Zeit für Entdeckungen. Teil 4

127

Winterzeit ist bekanntlich Lesezeit. Ein behagliches Plätzchen, eine Kanne warmen Tee und ein gutes Buch – mehr braucht es häufig nicht, um es sich in der dunklen Jahreszeit gut gehen zu lassen. Grund genug, Sie hier zusätzlich zu den allmonatigen Büchertipps unserer Printausgabe noch mit ein paar zusätzlichen Leseempfehlungen zu versorgen.

Ein Kindheitsdenkmal: Sandra Rummlers „Seid befreit“

Wenn die eigene Heimat verschwindet, das Land, das diese Heimat ausgemacht hat, jedoch bleibt – in vielen Dingen sogar unverändert bleibt, dann macht das etwas mit den Menschen, die an diesem Ort, in diesem plötzlich gewandelten Land aufgewachsen sind. Mitunter führt dies dazu, dass die einen sich über diesen Wandel freuen, andere eben diesem nachtrauern, viele zumindest jedoch eine Zeit lang um Orientierung ringen müssen. 

In Sandra Rummlers vor Kurzem erschienenen Graphic Novel ist dieser Prozess der Neuverortung bereits im Titel angelegt: In zwei Worten fasst „Seid befreit“ das zusammen, was Tausende in der DDR aufgewachsene Menschen erfahren und durchleben mussten – eine Zeit vor und eine Zeit nach dem Mauerfall.
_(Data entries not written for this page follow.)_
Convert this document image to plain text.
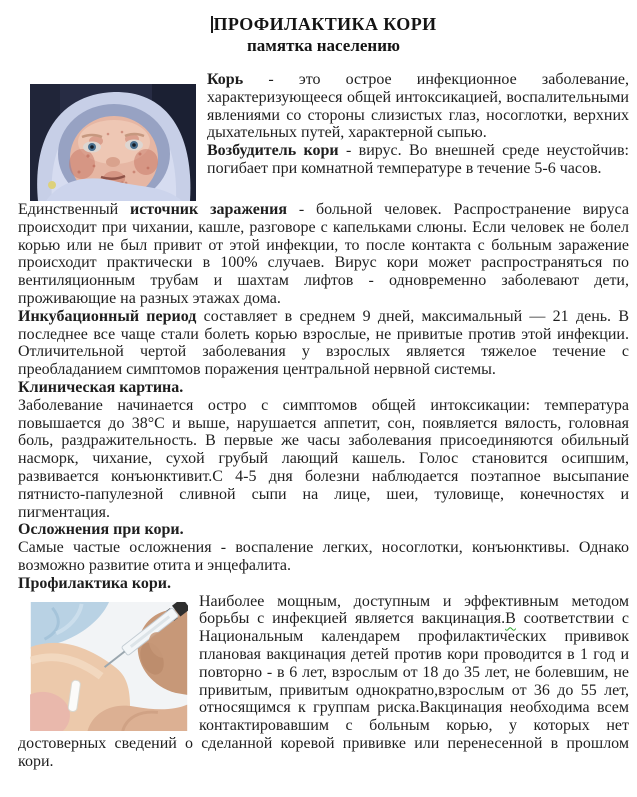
ПРОФИЛАКТИКА КОРИ
памятка населению

Корь - это острое инфекционное заболевание, характеризующееся общей интоксикацией, воспалительными явлениями со стороны слизистых глаз, носоглотки, верхних дыхательных путей, характерной сыпью.

Возбудитель кори - вирус. Во внешней среде неустойчив: погибает при комнатной температуре в течение 5-6 часов.

Единственный источник заражения - больной человек. Распространение вируса происходит при чихании, кашле, разговоре с капельками слюны. Если человек не болел корью или не был привит от этой инфекции, то после контакта с больным заражение происходит практически в 100% случаев. Вирус кори может распространяться по вентиляционным трубам и шахтам лифтов - одновременно заболевают дети, проживающие на разных этажах дома.

Инкубационный период составляет в среднем 9 дней, максимальный — 21 день. В последнее все чаще стали болеть корью взрослые, не привитые против этой инфекции. Отличительной чертой заболевания у взрослых является тяжелое течение с преобладанием симптомов поражения центральной нервной системы.

Клиническая картина.

Заболевание начинается остро с симптомов общей интоксикации: температура повышается до 38°С и выше, нарушается аппетит, сон, появляется вялость, головная боль, раздражительность. В первые же часы заболевания присоединяются обильный насморк, чихание, сухой грубый лающий кашель. Голос становится осипшим, развивается конъюнктивит.С 4-5 дня болезни наблюдается поэтапное высыпание пятнисто-папулезной сливной сыпи на лице, шеи, туловище, конечностях и пигментация.

Осложнения при кори.

Самые частые осложнения - воспаление легких, носоглотки, конъюнктивы. Однако возможно развитие отита и энцефалита.

Профилактика кори.

Наиболее мощным, доступным и эффективным методом борьбы с инфекцией является вакцинация.В соответствии с Национальным календарем профилактических прививок плановая вакцинация детей против кори проводится в 1 год и повторно - в 6 лет, взрослым от 18 до 35 лет, не болевшим, не привитым, привитым однократно,взрослым от 36 до 55 лет, относящимся к группам риска.Вакцинация необходима всем контактировавшим с больным корью, у которых нет достоверных сведений о сделанной коревой прививке или перенесенной в прошлом кори.
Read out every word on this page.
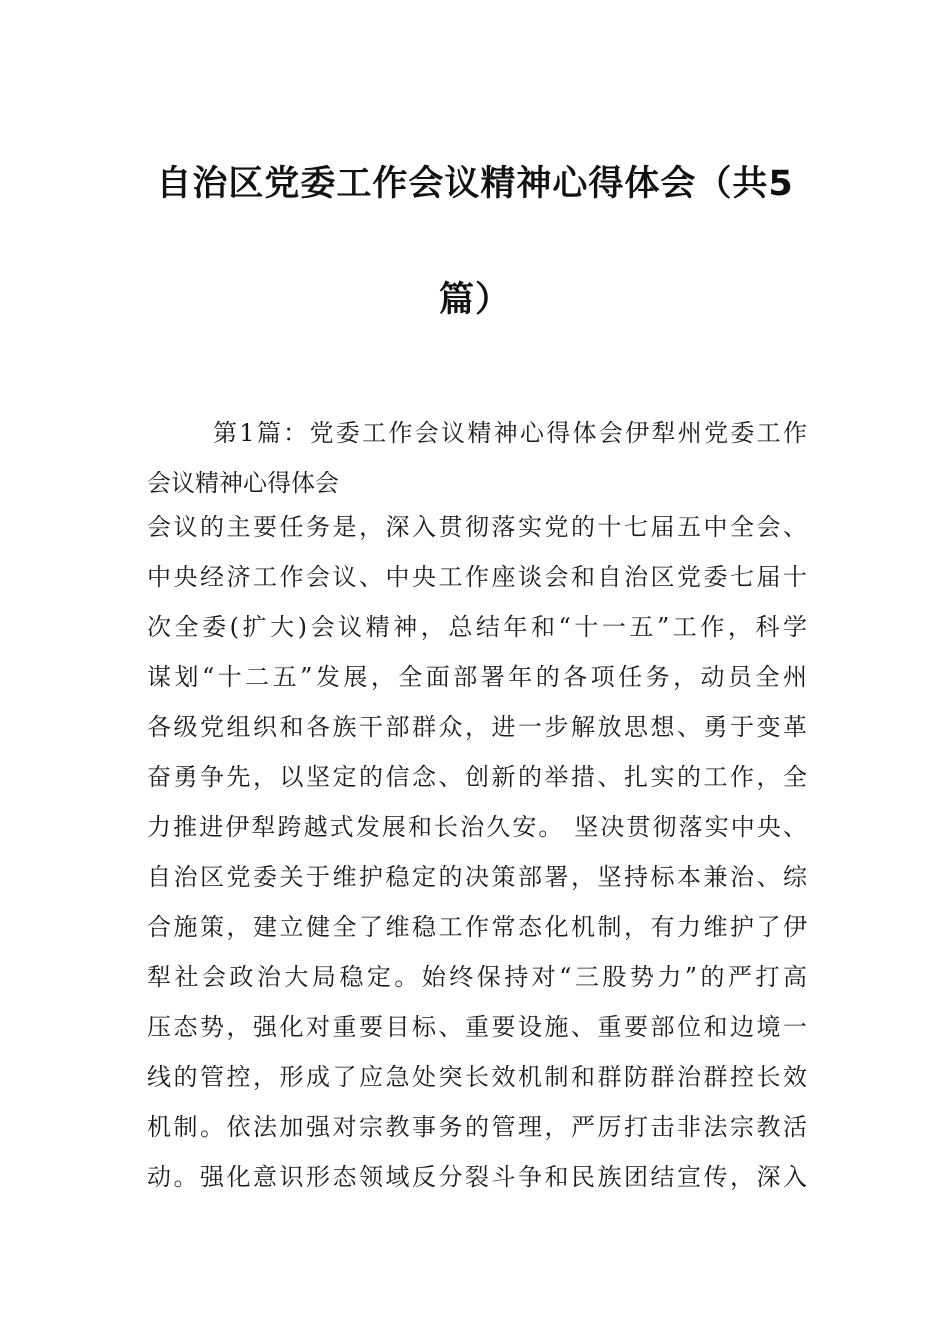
自治区党委工作会议精神心得体会（共5
篇）
第1篇：党委工作会议精神心得体会伊犁州党委工作
会议精神心得体会
会议的主要任务是，深入贯彻落实党的十七届五中全会、
中央经济工作会议、中央工作座谈会和自治区党委七届十
次全委(扩大)会议精神，总结年和“十一五”工作，科学
谋划“十二五”发展，全面部署年的各项任务，动员全州
各级党组织和各族干部群众，进一步解放思想、勇于变革
奋勇争先，以坚定的信念、创新的举措、扎实的工作，全
力推进伊犁跨越式发展和长治久安。 坚决贯彻落实中央、
自治区党委关于维护稳定的决策部署，坚持标本兼治、综
合施策，建立健全了维稳工作常态化机制，有力维护了伊
犁社会政治大局稳定。始终保持对“三股势力”的严打高
压态势，强化对重要目标、重要设施、重要部位和边境一
线的管控，形成了应急处突长效机制和群防群治群控长效
机制。依法加强对宗教事务的管理，严厉打击非法宗教活
动。强化意识形态领域反分裂斗争和民族团结宣传，深入
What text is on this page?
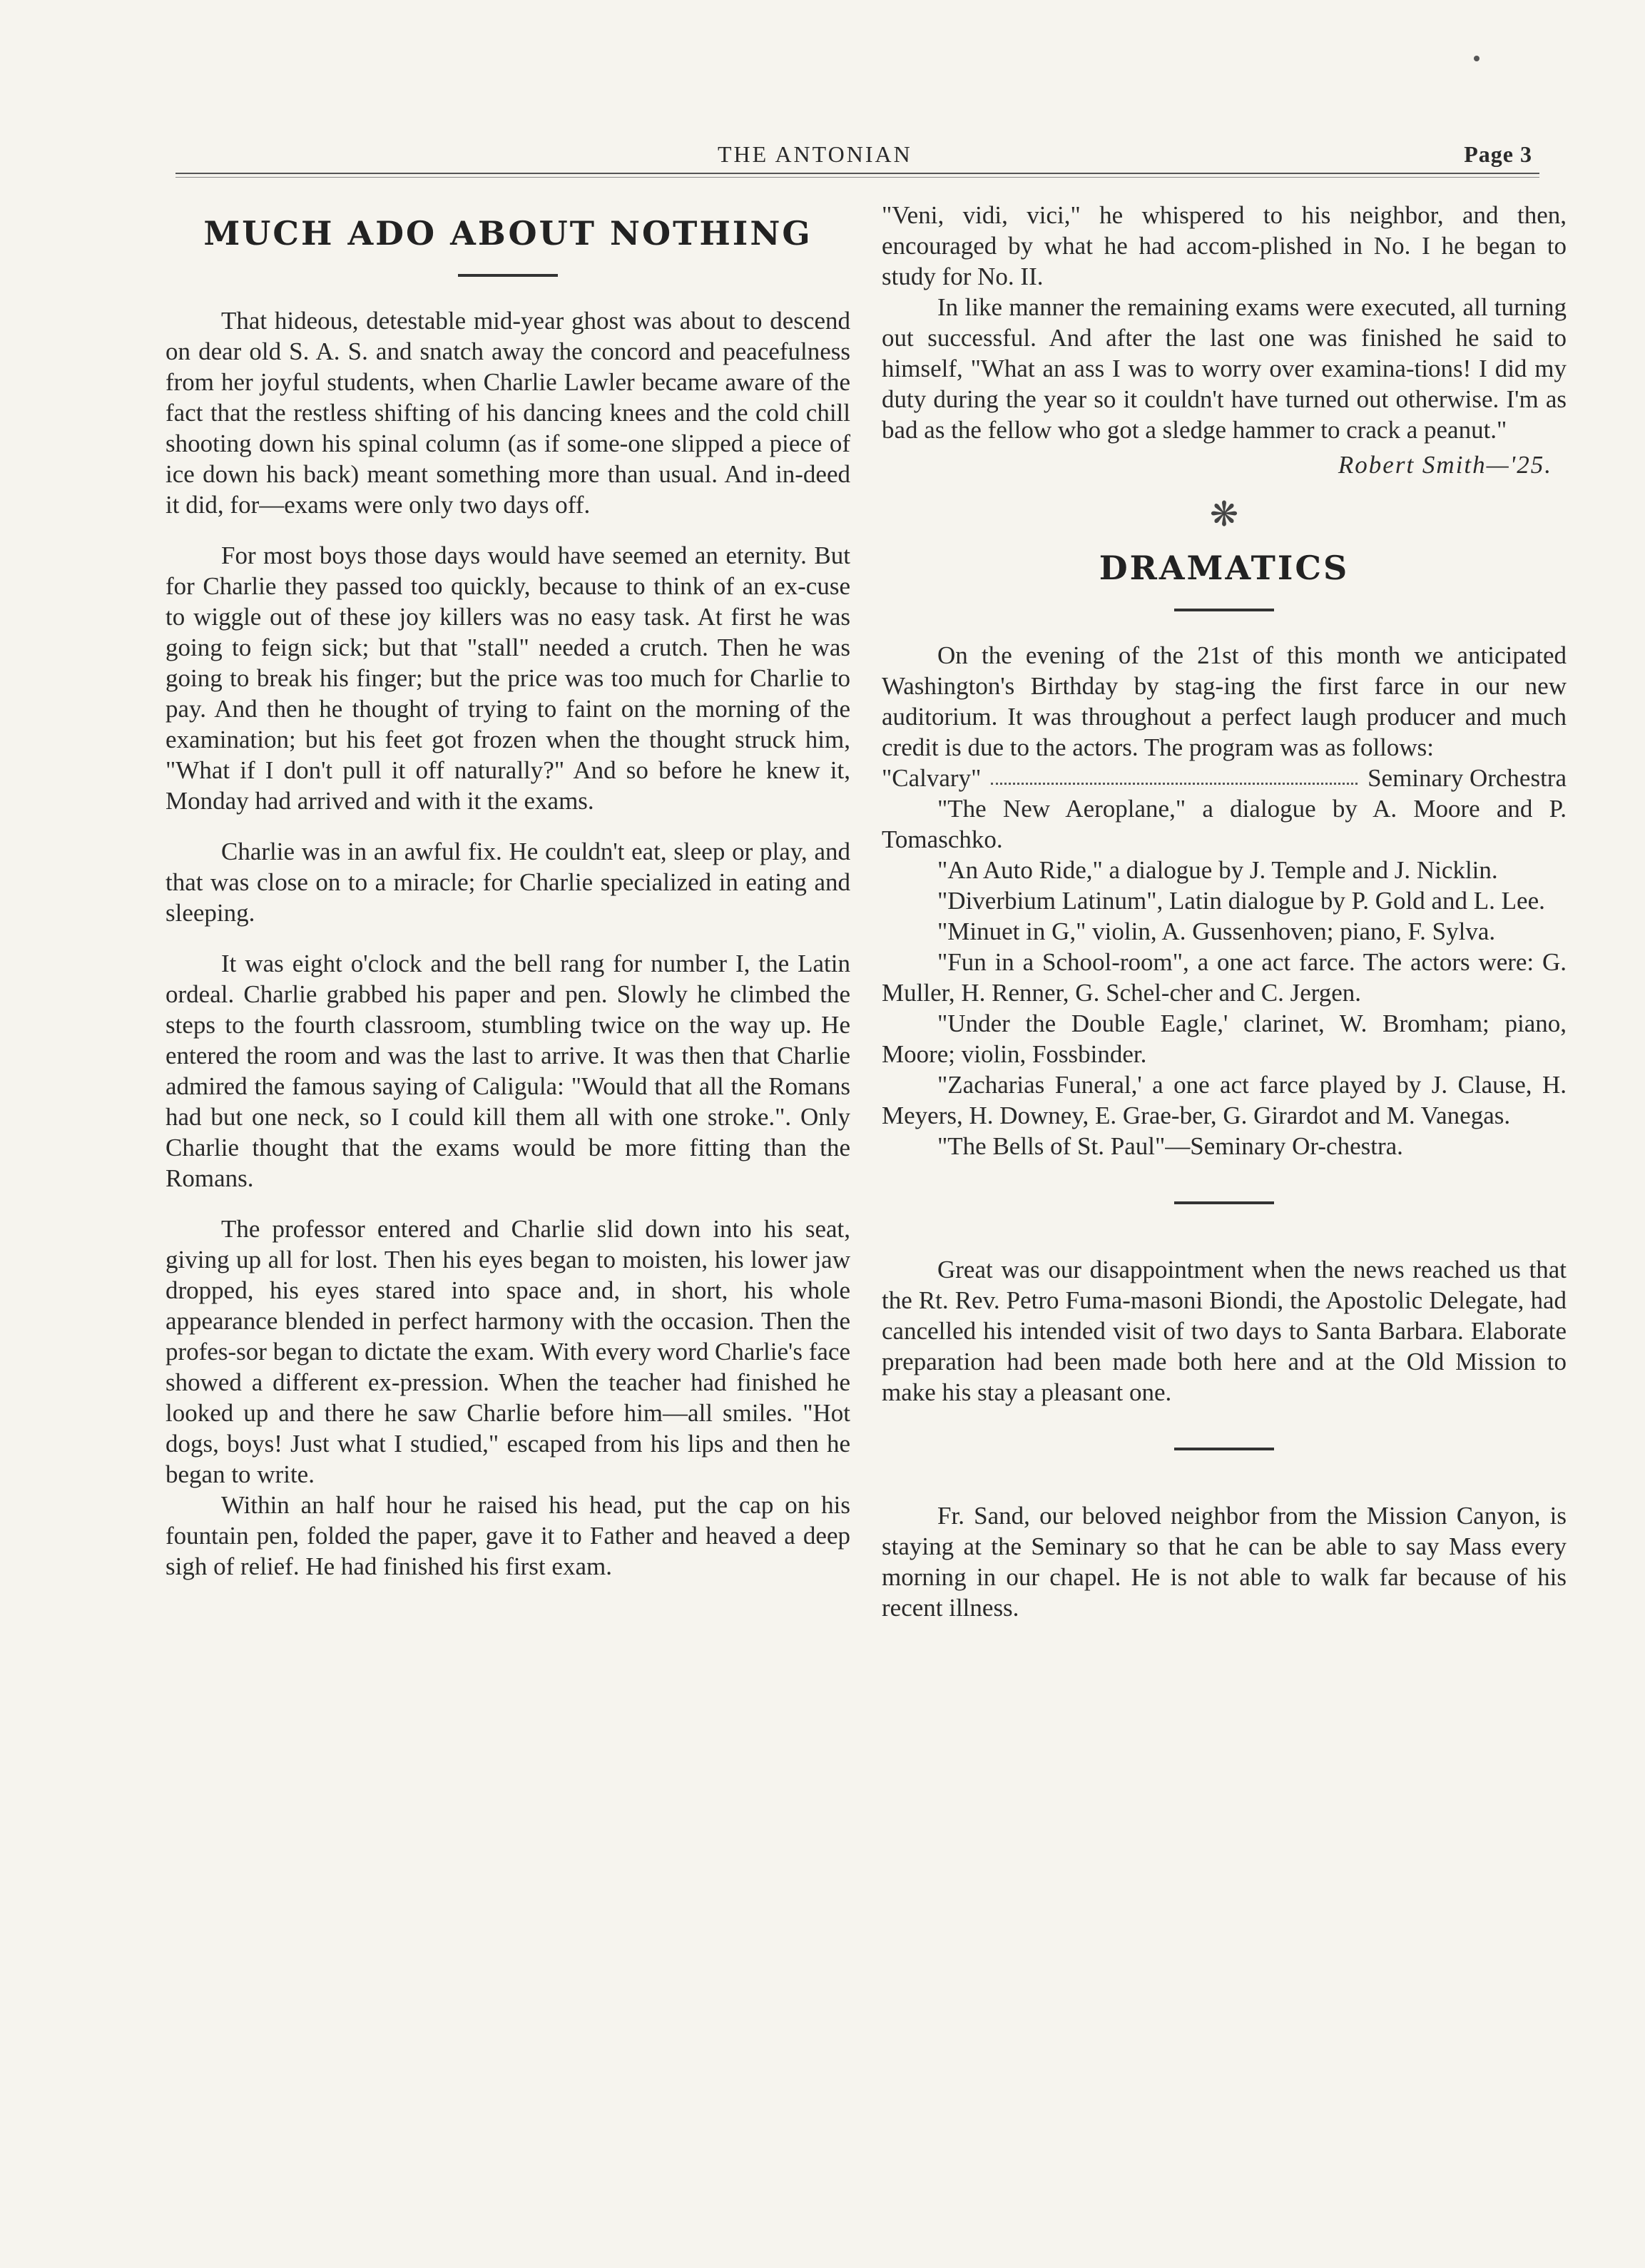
THE ANTONIAN	Page 3
MUCH ADO ABOUT NOTHING

That hideous, detestable mid-year ghost was about to descend on dear old S. A. S. and snatch away the concord and peacefulness from her joyful students, when Charlie Lawler became aware of the fact that the restless shifting of his dancing knees and the cold chill shooting down his spinal column (as if some-one slipped a piece of ice down his back) meant something more than usual. And in-deed it did, for—exams were only two days off.

For most boys those days would have seemed an eternity. But for Charlie they passed too quickly, because to think of an ex-cuse to wiggle out of these joy killers was no easy task. At first he was going to feign sick; but that "stall" needed a crutch. Then he was going to break his finger; but the price was too much for Charlie to pay. And then he thought of trying to faint on the morning of the examination; but his feet got frozen when the thought struck him, "What if I don't pull it off naturally?" And so before he knew it, Monday had arrived and with it the exams.

Charlie was in an awful fix. He couldn't eat, sleep or play, and that was close on to a miracle; for Charlie specialized in eating and sleeping.

It was eight o'clock and the bell rang for number I, the Latin ordeal. Charlie grabbed his paper and pen. Slowly he climbed the steps to the fourth classroom, stumbling twice on the way up. He entered the room and was the last to arrive. It was then that Charlie admired the famous saying of Caligula: "Would that all the Romans had but one neck, so I could kill them all with one stroke.". Only Charlie thought that the exams would be more fitting than the Romans.

The professor entered and Charlie slid down into his seat, giving up all for lost. Then his eyes began to moisten, his lower jaw dropped, his eyes stared into space and, in short, his whole appearance blended in perfect harmony with the occasion. Then the profes-sor began to dictate the exam. With every word Charlie's face showed a different ex-pression. When the teacher had finished he looked up and there he saw Charlie before him—all smiles. "Hot dogs, boys! Just what I studied," escaped from his lips and then he began to write.

Within an half hour he raised his head, put the cap on his fountain pen, folded the paper, gave it to Father and heaved a deep sigh of relief. He had finished his first exam.

"Veni, vidi, vici," he whispered to his neighbor, and then, encouraged by what he had accom-plished in No. I he began to study for No. II.

In like manner the remaining exams were executed, all turning out successful. And after the last one was finished he said to himself, "What an ass I was to worry over examina-tions! I did my duty during the year so it couldn't have turned out otherwise. I'm as bad as the fellow who got a sledge hammer to crack a peanut."

Robert Smith—'25.
❋
DRAMATICS

On the evening of the 21st of this month we anticipated Washington's Birthday by stag-ing the first farce in our new auditorium. It was throughout a perfect laugh producer and much credit is due to the actors. The program was as follows:

"Calvary"	Seminary Orchestra
"The New Aeroplane," a dialogue by A. Moore and P. Tomaschko.
"An Auto Ride," a dialogue by J. Temple and J. Nicklin.
"Diverbium Latinum", Latin dialogue by P. Gold and L. Lee.
"Minuet in G," violin, A. Gussenhoven; piano, F. Sylva.
"Fun in a School-room", a one act farce. The actors were: G. Muller, H. Renner, G. Schel-cher and C. Jergen.
"Under the Double Eagle,' clarinet, W. Bromham; piano, Moore; violin, Fossbinder.
"Zacharias Funeral,' a one act farce played by J. Clause, H. Meyers, H. Downey, E. Grae-ber, G. Girardot and M. Vanegas.
"The Bells of St. Paul"—Seminary Or-chestra.

Great was our disappointment when the news reached us that the Rt. Rev. Petro Fuma-masoni Biondi, the Apostolic Delegate, had cancelled his intended visit of two days to Santa Barbara. Elaborate preparation had been made both here and at the Old Mission to make his stay a pleasant one.

Fr. Sand, our beloved neighbor from the Mission Canyon, is staying at the Seminary so that he can be able to say Mass every morning in our chapel. He is not able to walk far because of his recent illness.
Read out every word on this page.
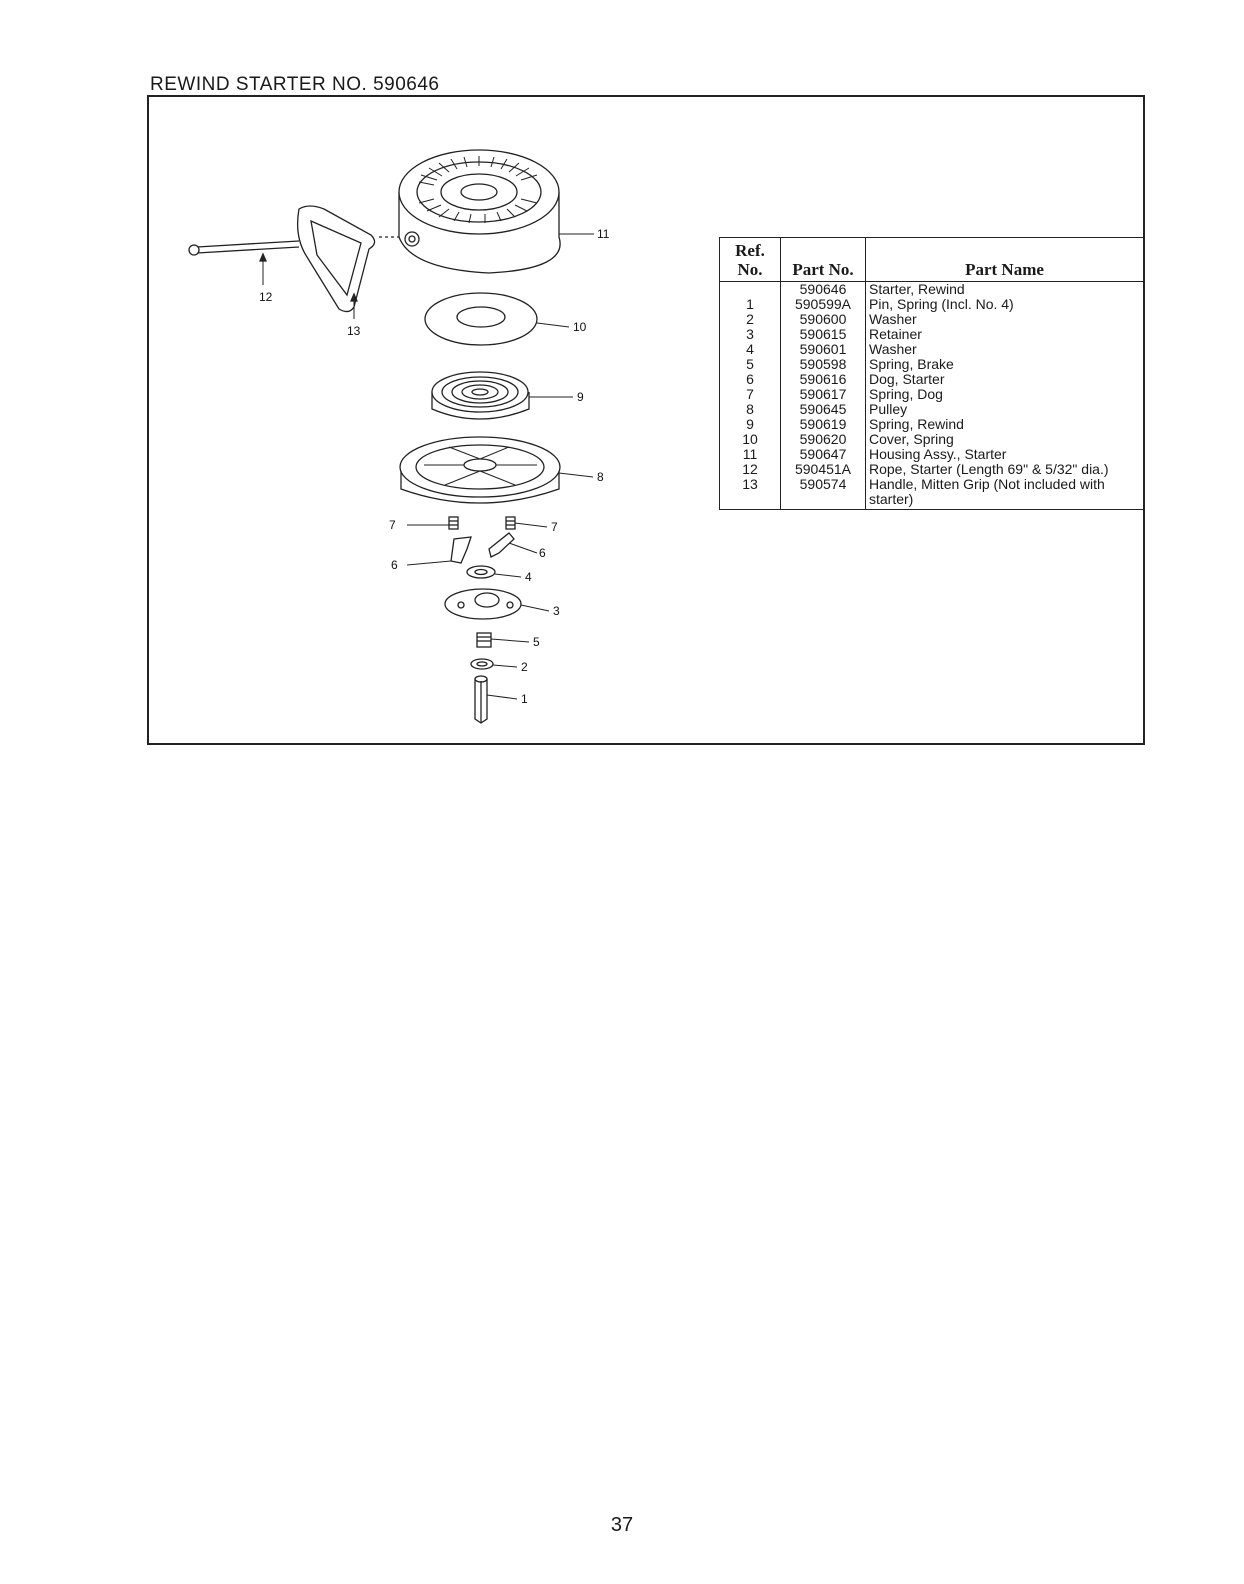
REWIND STARTER NO. 590646
11
12
13	10
9
8
7	7
6
6
4
3
5
2
1
Ref. No.	Part No.	Part Name
	590646	Starter, Rewind
1	590599A	Pin, Spring (Incl. No. 4)
2	590600	Washer
3	590615	Retainer
4	590601	Washer
5	590598	Spring, Brake
6	590616	Dog, Starter
7	590617	Spring, Dog
8	590645	Pulley
9	590619	Spring, Rewind
10	590620	Cover, Spring
11	590647	Housing Assy., Starter
12	590451A	Rope, Starter (Length 69" & 5/32" dia.)
13	590574	Handle, Mitten Grip (Not included with starter)
37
Jeder für sich, jeder ein Stück anders, doch alle irgendwie auch ähnlich von diesem Imperativ gepackt: Erst „Seid bereit!“, dann „Seid befreit!“. Wie etwa Mo, Jahrgang 1976, aufgewachsen in Ostberlin in unmittelbarer Nähe der Mauer, dort, wo die ‘bekannte Welt‘ für sie ihr Ende hat. Die Eltern arbeiten beide im Staatsdienst, sie selbst ist ein braves Pionierkind, das nicht aneckt, gut in der Schule ist, versucht, allen Erwartungen gerecht zu werden. Ostberlin erweist sich für Mo als ein ruhiger Ort, ruhig und dunkel, ein Ort, an dem man als Kind unbekümmert auf der Straße spielen kann. 

Sandra Rummler: „Seid befreit“
avant Verlag, 260 Seiten (brosch.)
Bild: Verlag

Doch äußere Veränderungen bringen nicht nur einen Wandel in Mos Lebenswirklichkeit, sondern auch in ihr selbst hervor: Plötzlich sind die Grenzen der alten bekannten Welt verschwunden, Heimat ist jetzt ein gesamtdeutscher Ort geworden, der Westen seltsamerweise kein reiner Ort der Fantasie mehr, aber längst auch kein Ort, an dem für Mo nur eitel Sonnenschein herrscht. Nein, inmitten dieser ambivalenten neuen Welt muss auch sie, die Heranwachsende, lernen, das Alte mit dem Neuen abzugleichen, sich neu zu finden.

Irgendwann am Ende dieser Coming-of-Age-Geschichte – Mo ist schon längst angekommen in der ‘neuen Heimat‘, genießt die gewonnene Freiheit, ist aber immer wieder auch irritiert oder gar überfordert von der Härte und Grellheit des erlebten Systemwechsels – äußert sie den Wunsch, noch einmal in die Heimat ihrer Kindheit zurückkehren zu können, nur für einen Tag und eine Nacht. Und in gewisser Weise ist es auch genau das, was uns Sandra Rummler mit ihrer autobiografisch geprägten Graphic Novel „Seid befreit“ ermöglicht: eine farben- und nuancenreiche, aquarellartig bebilderte Wanderung durch Berlin in verschiedenen Zeiten. Ganz ohne Gejammer, ganz ohne unverdiente Glorifizierung. Ein kunstvoll ausgearbeitetes, in sich stimmiges Wendezeiten-Porträt, mit dem die Autorin ihrer eigenen Kindheit ein ganz unsentimentales (Bilder)Denkmal gesetzt hat.